According to Maggie Righetti in Knitting in Plain English1, there are a couple of methods you can use to narrow down the possibilities.
The Burn Test
Take a small length of the yarn and hold a flame to one end of it. Take safety precautions when doing this. Don't perform this test near anything else that's flammable and be prepared for the yarn to burn or melt.
Animal Fibers - These will burn slightly but will not sustain a fire once the source of the flame is removed. There will also be a smell.
Plant Fibers - These will sustain a fire once lit.
Man-made - These will melt when exposed to high heat or flame.
The Rub Test
Rub a few strands of the yarn between two fingers 8 - 10 times.
Cashmere and some acrylics - These fibers will start to pill or ball when rubbed together.
The Resistance Test
Hold 3 inches of a single strand of yarn between your hands. Pull the strand firmly, then quickly release the tension.
Good wool, some acrylics - Will "stretch and snap back"

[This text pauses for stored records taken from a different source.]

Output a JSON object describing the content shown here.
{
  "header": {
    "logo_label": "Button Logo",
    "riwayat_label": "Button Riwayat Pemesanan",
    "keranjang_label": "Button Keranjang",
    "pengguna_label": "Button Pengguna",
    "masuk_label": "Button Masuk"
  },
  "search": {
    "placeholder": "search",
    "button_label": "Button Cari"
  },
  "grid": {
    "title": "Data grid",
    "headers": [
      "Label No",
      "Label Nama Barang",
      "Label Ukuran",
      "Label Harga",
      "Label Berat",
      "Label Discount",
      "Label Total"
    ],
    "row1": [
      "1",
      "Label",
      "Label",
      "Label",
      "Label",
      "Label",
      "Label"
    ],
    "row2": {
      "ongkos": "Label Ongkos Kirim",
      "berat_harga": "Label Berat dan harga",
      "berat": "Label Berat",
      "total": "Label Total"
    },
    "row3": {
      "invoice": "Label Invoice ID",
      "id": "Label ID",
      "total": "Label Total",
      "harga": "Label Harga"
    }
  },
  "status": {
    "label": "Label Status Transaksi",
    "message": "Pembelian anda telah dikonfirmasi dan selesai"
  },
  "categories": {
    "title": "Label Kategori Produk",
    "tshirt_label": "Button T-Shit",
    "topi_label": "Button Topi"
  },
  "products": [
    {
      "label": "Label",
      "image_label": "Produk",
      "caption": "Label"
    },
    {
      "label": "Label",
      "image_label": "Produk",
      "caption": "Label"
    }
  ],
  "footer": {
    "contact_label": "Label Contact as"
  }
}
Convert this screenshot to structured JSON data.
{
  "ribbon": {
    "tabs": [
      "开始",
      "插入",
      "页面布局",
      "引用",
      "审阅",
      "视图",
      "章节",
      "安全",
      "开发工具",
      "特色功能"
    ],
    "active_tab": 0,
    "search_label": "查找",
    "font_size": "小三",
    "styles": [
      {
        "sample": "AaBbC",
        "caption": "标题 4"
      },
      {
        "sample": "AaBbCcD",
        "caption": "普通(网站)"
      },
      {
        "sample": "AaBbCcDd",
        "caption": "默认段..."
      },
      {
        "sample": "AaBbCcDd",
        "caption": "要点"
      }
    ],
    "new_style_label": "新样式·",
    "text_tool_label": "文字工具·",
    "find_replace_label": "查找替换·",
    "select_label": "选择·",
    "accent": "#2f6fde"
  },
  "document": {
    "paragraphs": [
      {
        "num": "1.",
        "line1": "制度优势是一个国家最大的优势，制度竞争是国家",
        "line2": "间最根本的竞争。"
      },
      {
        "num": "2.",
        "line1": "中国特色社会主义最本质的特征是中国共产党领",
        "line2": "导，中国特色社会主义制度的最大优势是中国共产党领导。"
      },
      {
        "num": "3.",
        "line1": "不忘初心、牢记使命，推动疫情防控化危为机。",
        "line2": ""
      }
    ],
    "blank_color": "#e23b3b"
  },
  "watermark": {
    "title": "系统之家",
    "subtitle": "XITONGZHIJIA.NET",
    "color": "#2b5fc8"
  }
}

Cotton, linen, and silk - These have poor elasticity and will not snap back.
Getting Mixed Results
If you seem to get results that imply the yarn is multiple things, it probably is. Many yarns are a mixture of different fibers.
Righetti, M. (2007). Chapter 3: Don't Get All Balled Up About Yarn. In Knitting in Plain English. New York City, NY: St. Martin's Press.